The ideal treatment would combine the safety of closed treatment with the ability to achieve anatomic alignment afforded by open treatment while avoiding the need for prolonged maxillomandibular fixation. Treatment with elastics avoids open procedure while permitting customizable vector design with ability to actively traction fracture segments out to length and permitting functional movement that avoids rigid fixation, limits discomfort, and permits better bone healing.[9,10,16,17] In the present study, all patients were successfully managed with elastics and were able to avoid rigid immobilization. Preinjury occlusion and midline congruency were reestablished regardless of the degree of displacement and all avoided open procedure.

Although more superior condyle fractures should require shorter fixation than those that are anatomically inferior, in this study we implemented a standardized 6-week protocol with each phase requiring at least two weeks of treatment based on experience from preliminary work.

In this study, two active smokers followed this protocol and achieved good functional outcomes without deviation or malocclusion.

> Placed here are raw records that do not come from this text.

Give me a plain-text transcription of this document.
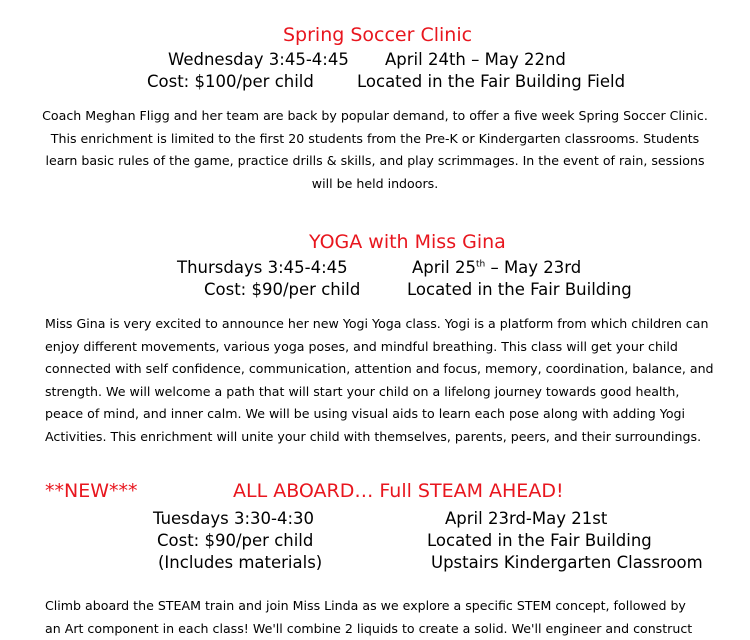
Spring Soccer Clinic
Wednesday 3:45-4:45 April 24th – May 22nd
Cost: $100/per child	Located in the Fair Building Field
Coach Meghan Fligg and her team are back by popular demand, to offer a five week Spring Soccer Clinic.
This enrichment is limited to the first 20 students from the Pre-K or Kindergarten classrooms. Students
learn basic rules of the game, practice drills & skills, and play scrimmages. In the event of rain, sessions
will be held indoors.
YOGA with Miss Gina
Thursdays 3:45-4:45	April 25th – May 23rd
Cost: $90/per child	Located in the Fair Building
Miss Gina is very excited to announce her new Yogi Yoga class. Yogi is a platform from which children can
enjoy different movements, various yoga poses, and mindful breathing. This class will get your child
connected with self confidence, communication, attention and focus, memory, coordination, balance, and
strength. We will welcome a path that will start your child on a lifelong journey towards good health,
peace of mind, and inner calm. We will be using visual aids to learn each pose along with adding Yogi
Activities. This enrichment will unite your child with themselves, parents, peers, and their surroundings.
**NEW***	ALL ABOARD… Full STEAM AHEAD!
Tuesdays 3:30-4:30	April 23rd-May 21st
Cost: $90/per child	Located in the Fair Building
(Includes materials)	Upstairs Kindergarten Classroom
Climb aboard the STEAM train and join Miss Linda as we explore a specific STEM concept, followed by
an Art component in each class! We'll combine 2 liquids to create a solid. We'll engineer and construct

Given the negative effects of smoking on osseous healing,[19,20] our recommendation for active smokers is to maintain supportive phase until resolution of tenderness at the fracture site.

After the fixating phase, patients are permitted to replace their elastics at home, but must demonstrate understanding and application of elastics. Patient selection is therefore important to avoid treatment inaccuracies.

CONCLUSION

This study demonstrates a safe and effective protocol for closed treatment of mandibular condyle fractures with dynamic elastic therapy.